The contested trade mark, Sartori Asiago, was filed on March 13, 2015 by Wisconsin-based cheese maker Sartori Company and later challenged by Consorzio Per La Tutela Del Formaggio Asiago (Consortium of the Protection of Asiago Cheese), an Italian association of cheese producers that provides quality control and licensing for Asiago cheese companies and that owns two Australian trade marks for “Asiago”.
The consortium argued that Sartori’s proposal to use “Asiago” for cheese manufactured in Wisconsin would violate the “Asiago” mark’s prior reputation throughout the world as a “badge of origin” for cheese produced in the Asiago region of Italy.
But delegate Debrett Lyons said that in assessing whether a mark was likely to deceive or cause confusion, what mattered was the reputation of the mark in the mind of the public.
Ordinary cheese-buying Australians would not regard Asiago as different from any other kind of cheese and would think of “Asiago” as a descriptive term, she said.
“Even if the evidence of the amount of ‘Asiago’ style cheese imported into Australia was a measure of the likely awareness of ordinary cheese buying Australians of the ‘Asiago’ name, it is not evidence that those people understood the term in any way differently from that of other Italian cheese styles,” the delegate said.
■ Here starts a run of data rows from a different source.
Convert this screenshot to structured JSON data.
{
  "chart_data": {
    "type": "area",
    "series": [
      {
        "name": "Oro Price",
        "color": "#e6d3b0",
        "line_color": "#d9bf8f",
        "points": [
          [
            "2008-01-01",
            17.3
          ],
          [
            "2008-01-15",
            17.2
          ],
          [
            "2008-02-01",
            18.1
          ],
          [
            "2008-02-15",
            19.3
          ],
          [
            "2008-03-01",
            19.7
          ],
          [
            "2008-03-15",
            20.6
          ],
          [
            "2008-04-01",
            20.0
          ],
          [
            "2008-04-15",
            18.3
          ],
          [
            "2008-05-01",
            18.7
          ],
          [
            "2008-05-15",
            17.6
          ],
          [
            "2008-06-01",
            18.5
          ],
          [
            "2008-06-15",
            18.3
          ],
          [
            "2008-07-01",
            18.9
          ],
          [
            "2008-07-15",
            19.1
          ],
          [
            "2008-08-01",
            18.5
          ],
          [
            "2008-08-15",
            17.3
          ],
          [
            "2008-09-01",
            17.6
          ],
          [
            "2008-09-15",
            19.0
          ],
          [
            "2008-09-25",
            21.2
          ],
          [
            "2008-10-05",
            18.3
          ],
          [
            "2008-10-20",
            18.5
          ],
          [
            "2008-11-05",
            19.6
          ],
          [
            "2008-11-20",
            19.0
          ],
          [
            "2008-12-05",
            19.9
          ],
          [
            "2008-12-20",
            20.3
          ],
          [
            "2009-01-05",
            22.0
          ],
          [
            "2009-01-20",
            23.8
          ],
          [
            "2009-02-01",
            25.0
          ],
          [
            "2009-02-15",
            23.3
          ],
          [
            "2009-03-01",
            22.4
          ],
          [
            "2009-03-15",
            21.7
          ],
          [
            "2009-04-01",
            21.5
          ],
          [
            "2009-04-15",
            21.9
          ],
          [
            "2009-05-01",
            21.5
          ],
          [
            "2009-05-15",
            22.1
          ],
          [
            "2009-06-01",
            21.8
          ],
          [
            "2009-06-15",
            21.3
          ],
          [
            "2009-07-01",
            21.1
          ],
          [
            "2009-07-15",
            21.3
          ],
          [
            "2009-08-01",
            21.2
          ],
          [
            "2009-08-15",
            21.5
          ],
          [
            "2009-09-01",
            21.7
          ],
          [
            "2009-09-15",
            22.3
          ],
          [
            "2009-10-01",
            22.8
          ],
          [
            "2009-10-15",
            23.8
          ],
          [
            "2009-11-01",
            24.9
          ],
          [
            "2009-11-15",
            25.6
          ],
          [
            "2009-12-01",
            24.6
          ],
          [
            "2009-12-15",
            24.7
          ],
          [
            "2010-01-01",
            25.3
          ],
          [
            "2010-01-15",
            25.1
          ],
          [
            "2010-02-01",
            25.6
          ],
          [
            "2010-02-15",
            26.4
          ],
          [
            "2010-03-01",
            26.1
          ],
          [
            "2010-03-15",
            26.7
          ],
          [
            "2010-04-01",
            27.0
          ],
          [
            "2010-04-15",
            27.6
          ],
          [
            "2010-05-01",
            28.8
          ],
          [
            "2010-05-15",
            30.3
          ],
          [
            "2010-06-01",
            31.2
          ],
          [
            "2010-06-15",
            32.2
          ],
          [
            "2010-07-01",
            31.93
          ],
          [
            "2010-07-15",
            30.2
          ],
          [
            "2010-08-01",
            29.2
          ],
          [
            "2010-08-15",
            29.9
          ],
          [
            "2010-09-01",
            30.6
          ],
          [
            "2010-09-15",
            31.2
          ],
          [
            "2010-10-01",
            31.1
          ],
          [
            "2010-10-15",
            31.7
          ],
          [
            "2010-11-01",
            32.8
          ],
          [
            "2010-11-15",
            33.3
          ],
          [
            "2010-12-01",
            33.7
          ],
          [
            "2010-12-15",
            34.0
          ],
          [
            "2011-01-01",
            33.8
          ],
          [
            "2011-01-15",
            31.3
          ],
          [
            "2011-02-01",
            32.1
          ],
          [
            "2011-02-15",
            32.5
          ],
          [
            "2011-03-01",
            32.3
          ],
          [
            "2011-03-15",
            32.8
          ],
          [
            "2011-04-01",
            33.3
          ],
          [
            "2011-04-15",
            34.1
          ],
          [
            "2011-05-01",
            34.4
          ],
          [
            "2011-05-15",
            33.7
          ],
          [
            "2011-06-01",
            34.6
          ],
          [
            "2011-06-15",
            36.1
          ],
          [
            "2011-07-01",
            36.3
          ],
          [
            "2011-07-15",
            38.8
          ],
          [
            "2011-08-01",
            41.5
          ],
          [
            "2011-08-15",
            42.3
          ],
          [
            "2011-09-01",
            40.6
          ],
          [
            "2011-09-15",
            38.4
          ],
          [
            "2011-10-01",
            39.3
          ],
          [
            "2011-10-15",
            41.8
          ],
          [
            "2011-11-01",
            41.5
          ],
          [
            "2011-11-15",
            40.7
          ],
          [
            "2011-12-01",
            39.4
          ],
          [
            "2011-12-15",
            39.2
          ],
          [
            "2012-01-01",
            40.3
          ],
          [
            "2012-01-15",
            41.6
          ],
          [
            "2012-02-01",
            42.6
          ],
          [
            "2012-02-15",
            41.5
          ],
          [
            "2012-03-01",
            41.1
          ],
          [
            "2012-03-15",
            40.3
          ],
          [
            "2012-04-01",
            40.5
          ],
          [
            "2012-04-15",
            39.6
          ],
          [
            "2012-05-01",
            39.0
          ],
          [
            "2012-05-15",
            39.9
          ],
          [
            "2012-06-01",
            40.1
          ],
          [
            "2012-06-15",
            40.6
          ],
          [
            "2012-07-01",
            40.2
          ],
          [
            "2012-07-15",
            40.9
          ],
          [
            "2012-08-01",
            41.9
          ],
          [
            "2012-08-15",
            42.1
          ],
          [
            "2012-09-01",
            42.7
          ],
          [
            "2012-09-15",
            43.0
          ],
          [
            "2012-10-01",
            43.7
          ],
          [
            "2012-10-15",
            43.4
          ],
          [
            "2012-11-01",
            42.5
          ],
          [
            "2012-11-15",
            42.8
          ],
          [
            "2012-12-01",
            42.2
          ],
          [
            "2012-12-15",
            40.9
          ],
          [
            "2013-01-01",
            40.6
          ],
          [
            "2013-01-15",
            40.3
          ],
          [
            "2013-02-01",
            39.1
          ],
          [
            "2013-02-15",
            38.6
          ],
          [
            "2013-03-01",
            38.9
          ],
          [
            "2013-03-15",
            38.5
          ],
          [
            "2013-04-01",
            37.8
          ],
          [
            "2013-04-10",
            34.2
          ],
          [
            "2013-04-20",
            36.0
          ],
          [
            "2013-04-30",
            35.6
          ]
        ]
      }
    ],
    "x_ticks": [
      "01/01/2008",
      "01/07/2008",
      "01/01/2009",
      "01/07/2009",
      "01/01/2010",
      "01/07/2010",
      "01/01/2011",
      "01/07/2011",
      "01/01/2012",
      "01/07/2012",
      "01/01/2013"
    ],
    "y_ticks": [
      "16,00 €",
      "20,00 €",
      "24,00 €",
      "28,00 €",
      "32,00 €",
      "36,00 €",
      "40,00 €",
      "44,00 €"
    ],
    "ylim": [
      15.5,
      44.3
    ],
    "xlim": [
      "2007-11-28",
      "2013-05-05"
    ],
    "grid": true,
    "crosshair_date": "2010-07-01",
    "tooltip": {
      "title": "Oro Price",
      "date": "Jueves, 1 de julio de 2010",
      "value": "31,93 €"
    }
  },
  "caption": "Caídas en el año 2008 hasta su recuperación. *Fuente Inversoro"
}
“In my assessment there is no cogent evidence of the Opponent or its members having educated the Australian public to expect that cheese bearing the name ‘Asiago’ come only from the Asiago Region. It follows that there is no relevant reputation in any of the Opponent’s marks such that use of the Trade Mark is likely to deceive or cause confusion,” Lyons said.
She also shot down the consortium’s argument that use of the mark would mislead consumers into believing the cheese originated from Italy or was of a certain quality, in violation of the Australian Consumer Law, and that the mark connotes that the cheese was produced in the Asiago region with the approval of the consortium.
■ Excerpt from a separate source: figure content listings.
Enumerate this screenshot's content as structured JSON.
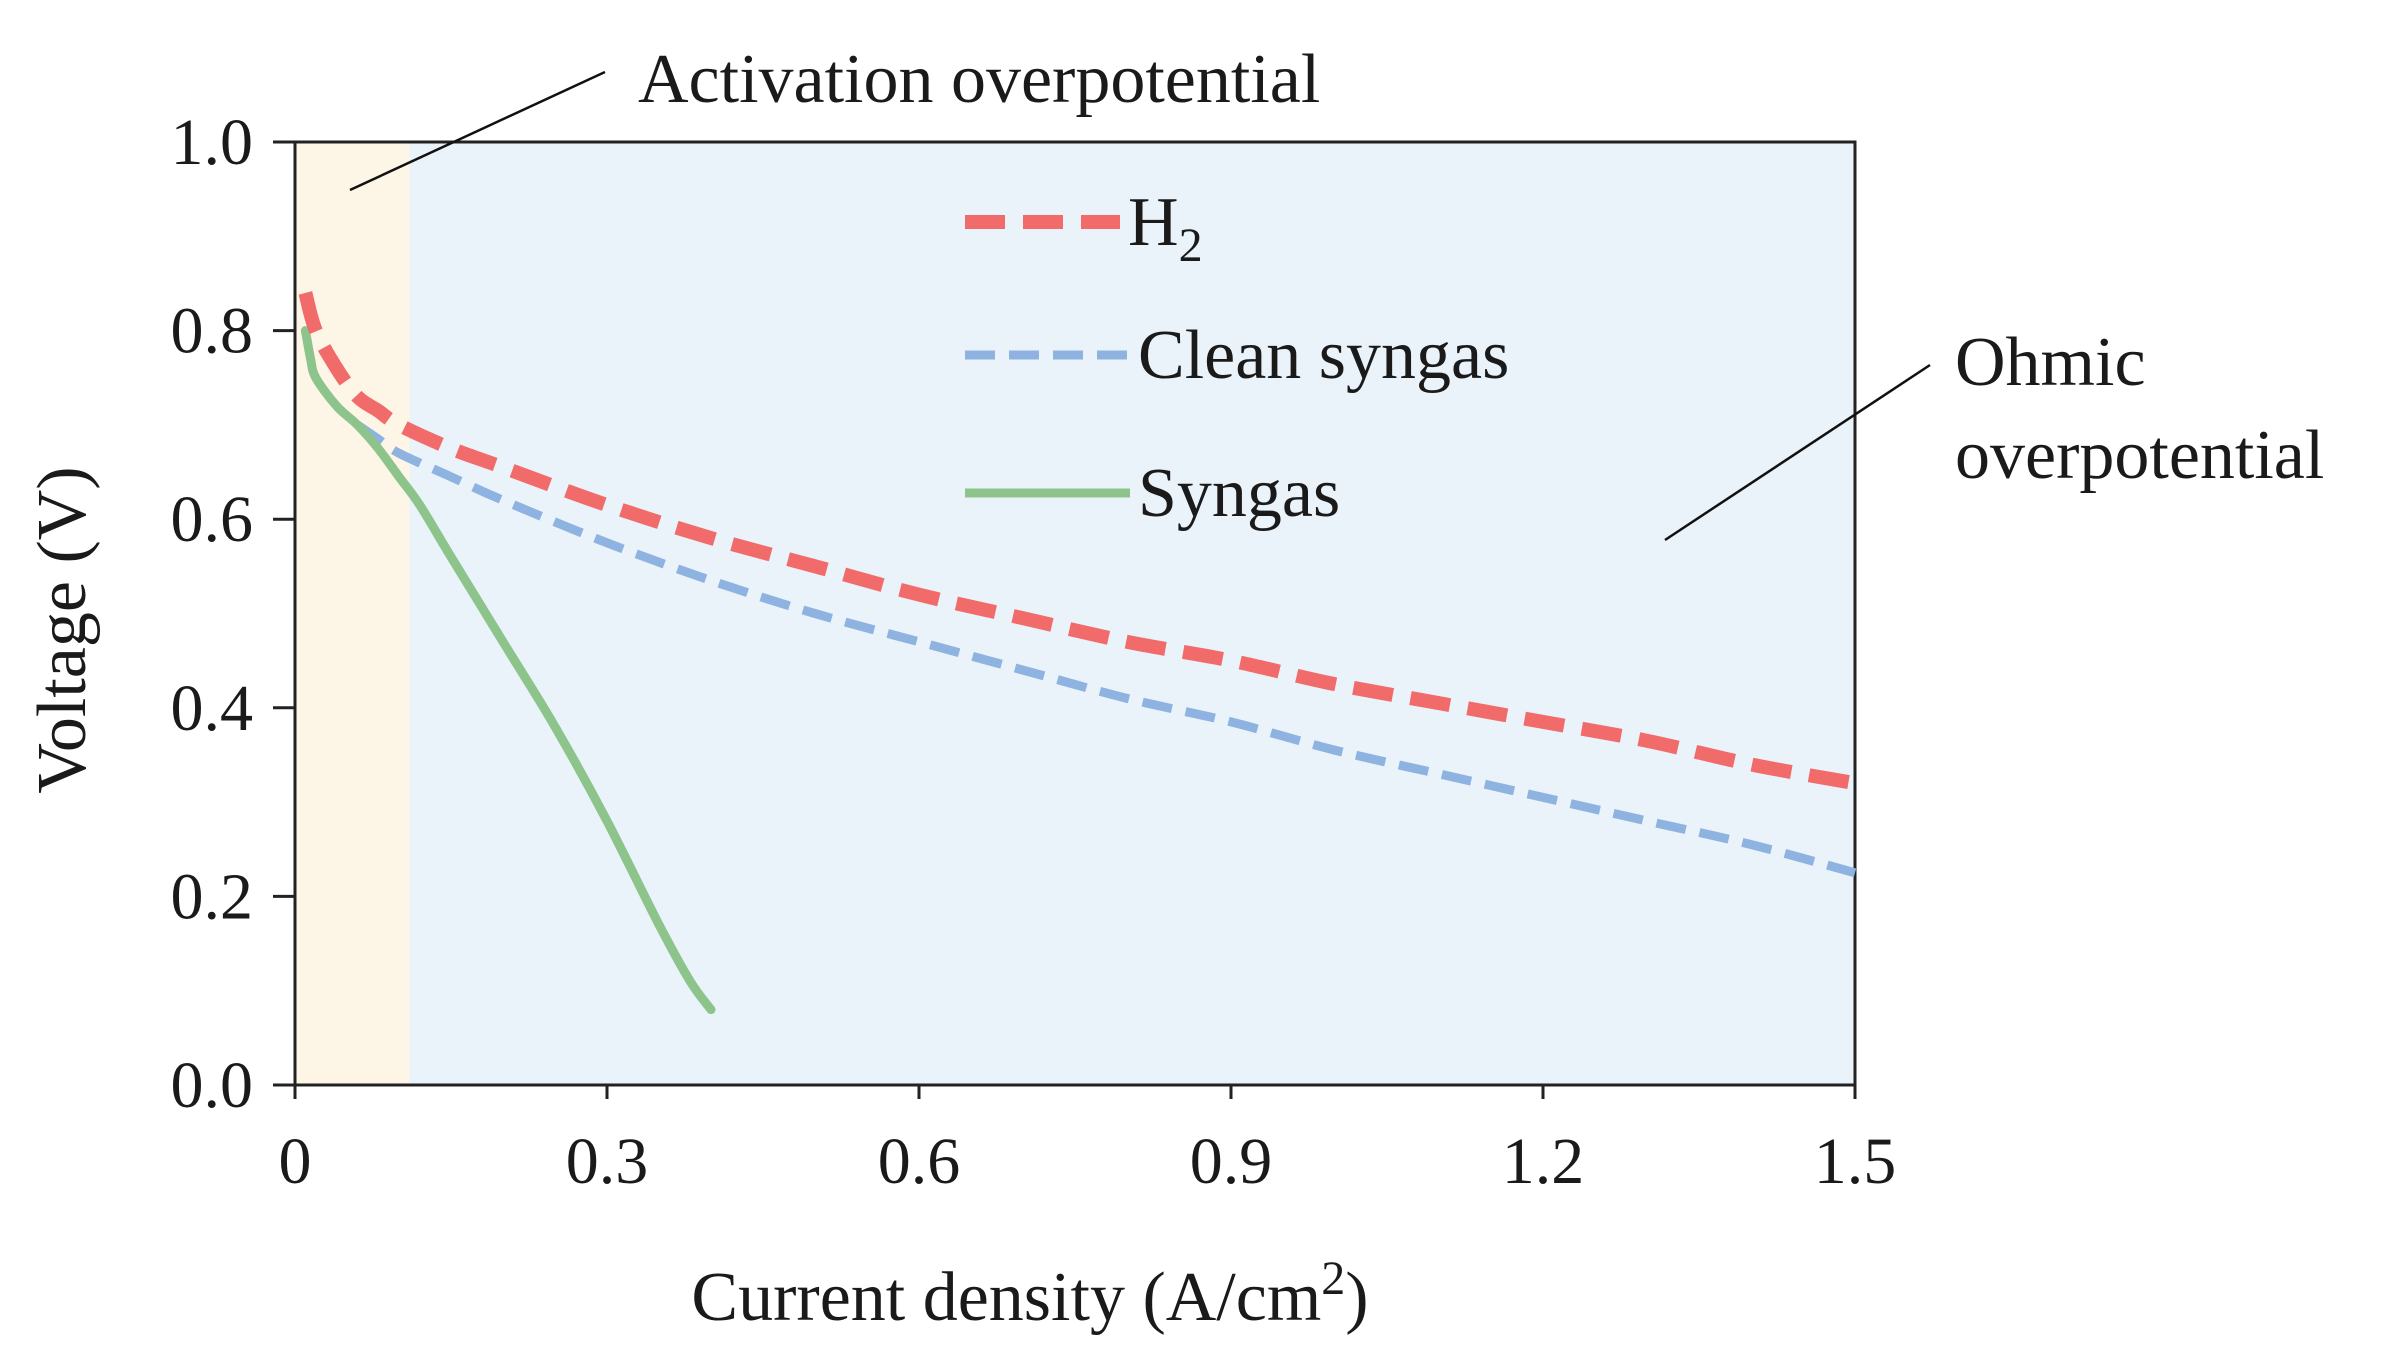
{
  "chart_data": {
    "type": "line",
    "xlabel": "Current density (A/cm",
    "xlabel_sup": "2",
    "xlabel_end": ")",
    "ylabel": "Voltage (V)",
    "xlim": [
      0,
      1.5
    ],
    "ylim": [
      0,
      1.0
    ],
    "xticks": [
      0,
      0.3,
      0.6,
      0.9,
      1.2,
      1.5
    ],
    "xtick_labels": [
      "0",
      "0.3",
      "0.6",
      "0.9",
      "1.2",
      "1.5"
    ],
    "yticks": [
      0,
      0.2,
      0.4,
      0.6,
      0.8,
      1.0
    ],
    "ytick_labels": [
      "0.0",
      "0.2",
      "0.4",
      "0.6",
      "0.8",
      "1.0"
    ],
    "regions": [
      {
        "name": "Activation overpotential",
        "x_range": [
          0,
          0.11
        ],
        "color": "#fdf5e6"
      },
      {
        "name": "Ohmic overpotential",
        "x_range": [
          0.11,
          1.5
        ],
        "color": "#eaf2fa"
      }
    ],
    "annotations": {
      "activation": "Activation overpotential",
      "ohmic_line1": "Ohmic",
      "ohmic_line2": "overpotential"
    },
    "legend_position": "top-center",
    "series": [
      {
        "name": "H",
        "name_sub": "2",
        "color": "#f26b6b",
        "style": "dashed",
        "x": [
          0.01,
          0.02,
          0.04,
          0.06,
          0.08,
          0.1,
          0.15,
          0.2,
          0.3,
          0.4,
          0.5,
          0.6,
          0.7,
          0.8,
          0.9,
          1.0,
          1.1,
          1.2,
          1.3,
          1.4,
          1.5
        ],
        "y": [
          0.84,
          0.8,
          0.76,
          0.73,
          0.715,
          0.7,
          0.675,
          0.655,
          0.615,
          0.58,
          0.55,
          0.52,
          0.495,
          0.47,
          0.45,
          0.425,
          0.405,
          0.385,
          0.365,
          0.34,
          0.32
        ]
      },
      {
        "name": "Clean syngas",
        "color": "#8fb3e0",
        "style": "dashed",
        "x": [
          0.06,
          0.08,
          0.1,
          0.15,
          0.2,
          0.3,
          0.4,
          0.5,
          0.6,
          0.7,
          0.8,
          0.9,
          1.0,
          1.1,
          1.2,
          1.3,
          1.4,
          1.5
        ],
        "y": [
          0.7,
          0.685,
          0.67,
          0.645,
          0.62,
          0.575,
          0.535,
          0.5,
          0.47,
          0.44,
          0.41,
          0.385,
          0.355,
          0.33,
          0.305,
          0.28,
          0.255,
          0.225
        ]
      },
      {
        "name": "Syngas",
        "color": "#8cc48c",
        "style": "solid",
        "x": [
          0.01,
          0.015,
          0.02,
          0.04,
          0.06,
          0.08,
          0.1,
          0.12,
          0.15,
          0.2,
          0.25,
          0.3,
          0.35,
          0.38,
          0.4
        ],
        "y": [
          0.8,
          0.77,
          0.75,
          0.72,
          0.7,
          0.675,
          0.645,
          0.615,
          0.56,
          0.47,
          0.38,
          0.28,
          0.17,
          0.11,
          0.08
        ]
      }
    ]
  }
}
“The goods are ‘Asiago-style cheese’ and that is the end of the matter,” the delegate said.
The delegate also shot down the opposition to the mark based on Section 61(1)(a) of the Trade Mark Act, under which a trade mark can be opposed if it’s a mark of geographical indication for a region in a country that’s different from the country where the goods were produced.
She noted that while companies established after the Trade Marks Act came into effect on 1 January 1996 could not use place names if the goods were not produced within that specific region, older firms were exempt.
Lyons found that Sartori had used the Asiago term since the 1950s and fell into this exemption despite never having used the term within Australia. This was not a condition of the exemption, she said, with the Trade Marks Act deliberately leaving out mention of use within Australia.
“[There] is no reason to suppose that the omission of the words ‘in Australia’ from the terms of s 61(2)(c) [of the Trade Mark Act] was inadvertent, or that it is necessary to read those words into the legislation in order to give effect to the purposes of the legislation. On the contrary, the better view is that Parliament consciously turned its mind to the application of the provision and deliberately chose not to confine the requisite use.”
The Consortium was represented by Lynne Lewis, a solicitor with Bird & Bird. Sartori was represented by Stephen Rebikoff of Douglas Menzies Chambers who was instructed by Davies Collision Cave.
The case is Consorzio Per La Tutela Del Formaggio Asiago v Sartori Company  ATMO 64.